中宮寺のあと、すぐそばにある法隆寺の夢殿に立ち寄り、駐車場にもどってすぐ北にある法輪寺に向った。
ここでは十一面観音像などの重要文化財の平安時代の仏像たちを見る。
そのあと西にある、1300年前に建てられた国宝の三重塔が美しい法起寺を訪ねた。
そしていよいよ慈光院だ。私が大好きな場所で、江戸時代初期に大名であった片桐石見守貞昌(石州)が父親の菩提寺として建立した寺である。石州は茶人でもある。
ごつごつした石敷きの狭い道を上って駐車場に車を停め、深山の趣を漂わせる道を歩いて行くと直角に左に曲がったところに茅葺の楼門が現れる。
もともとは石州の伯父が城主だった摂津茨木の城の楼門であったが、城が取り壊される際に移築して茅葺に換えたものである。だから正式には茨木城楼門という。
楼門をくぐると右斜めに石畳の細い道が刈り込みの間を書院に向って延びていく。思わず歩きたくなるが立ち入り禁止である。左奥の寺務所の建物で靴を脱いで渡り廊下で書院に行く。
広縁に囲まれた十二畳の書院からはツツジを大きく刈り込んだ庭と低い生垣越しに大和盆地がみえている。ツツジは今オレンジ色の花を咲かせている。
緋毛氈に座り出された抹茶を飲んでいると静かな空気が全身を包んでくれる。
そこへ住職が出て来た。私が学生時代、というとかれこれ45年ほど前になるが、寺院建築の第一人者の堀越三郎先生とここを訪れたことを言ったところ住職が案内を始めた。書院から茶室へ移り、数奇屋造りの権威だった堀口捨巳氏の見解などを語りながら説明が止まらない。そしてもう一つの閑茶室を案内されここでも説明が続く。
このあと26年前に再建された本堂に行き、立ち入り禁止の堂内に案内されて天井の龍の下で一人一人手を叩き鳴龍を体験する。その間話の尽きることがないのには少々閉口気味であった。
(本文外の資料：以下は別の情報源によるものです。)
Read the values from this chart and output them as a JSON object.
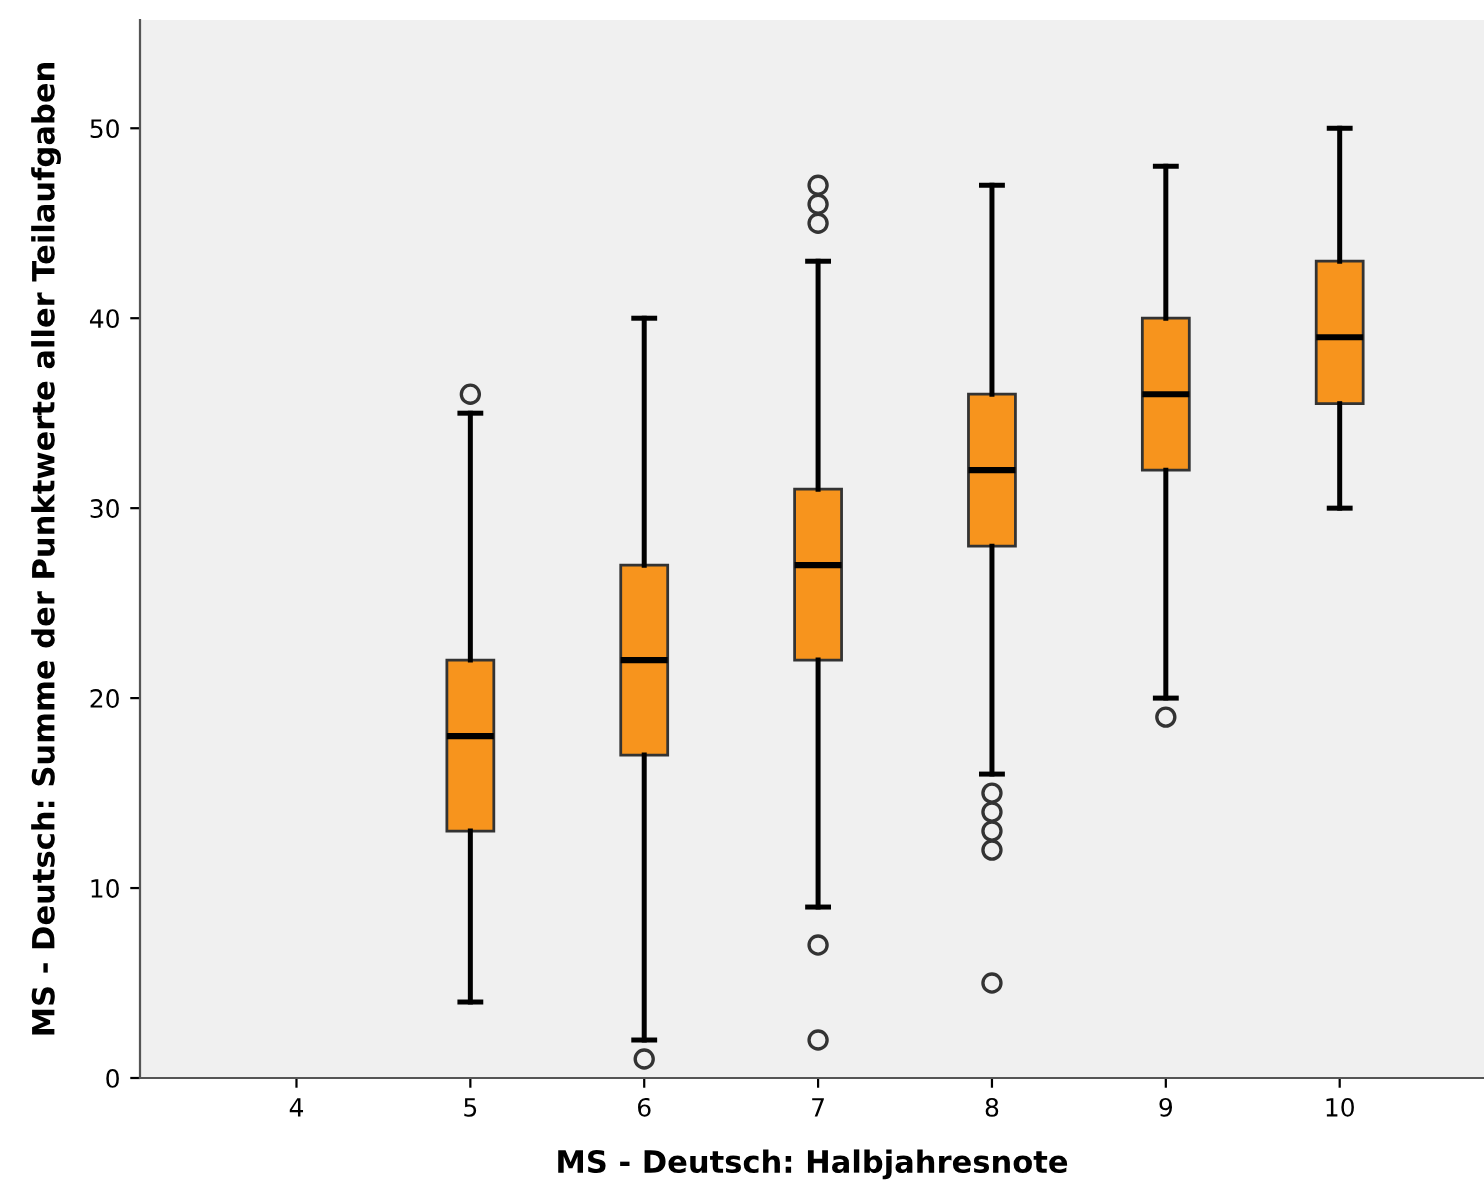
{
  "chart_data": {
    "type": "box",
    "xlabel": "MS - Deutsch: Halbjahresnote",
    "ylabel": "MS - Deutsch: Summe der Punktwerte aller Teilaufgaben",
    "categories": [
      "4",
      "5",
      "6",
      "7",
      "8",
      "9",
      "10"
    ],
    "series": [
      {
        "color": "#f7941d",
        "boxes": [
          null,
          {
            "low": 4,
            "q1": 13,
            "median": 18,
            "q3": 22,
            "high": 35,
            "outliers": [
              36
            ]
          },
          {
            "low": 2,
            "q1": 17,
            "median": 22,
            "q3": 27,
            "high": 40,
            "outliers": [
              1
            ]
          },
          {
            "low": 9,
            "q1": 22,
            "median": 27,
            "q3": 31,
            "high": 43,
            "outliers": [
              45,
              46,
              47,
              7,
              2
            ]
          },
          {
            "low": 16,
            "q1": 28,
            "median": 32,
            "q3": 36,
            "high": 47,
            "outliers": [
              15,
              14,
              13,
              12,
              5
            ]
          },
          {
            "low": 20,
            "q1": 32,
            "median": 36,
            "q3": 40,
            "high": 48,
            "outliers": [
              19
            ]
          },
          {
            "low": 30,
            "q1": 35.5,
            "median": 39,
            "q3": 43,
            "high": 50
          }
        ]
      }
    ],
    "ylim": [
      0,
      55.7
    ],
    "yticks": [
      0,
      10,
      20,
      30,
      40,
      50
    ]
  }
}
こんど来るときには黙って書院に座り、大刈り込みの庭を静かに眺めていたい。
住職に礼を言って名物の蕎麦で昼食をとって一息入れる。
慈光院を後にして、カーナビに従い来た道を忠実にもどる。途中で朱印帳を持つ女性のSさんの希望で大安寺に寄ったあとJR奈良駅そばのレンタカー店に到着する。京都に行くのに便利な、少し離れたところにある近鉄奈良駅に親切にも店の車で送ってくれた。
実はここのJAで古来のチーズといわれている「明日香の蘇」を買うつもりだったが予約制とのことだった。残念!
京都へ出て午後5時半発の「ひかり」で一路東京に向った。あきらめきれないのか男性のSさんは電車の中から携帯電話で「明日香の蘇」を予約していた。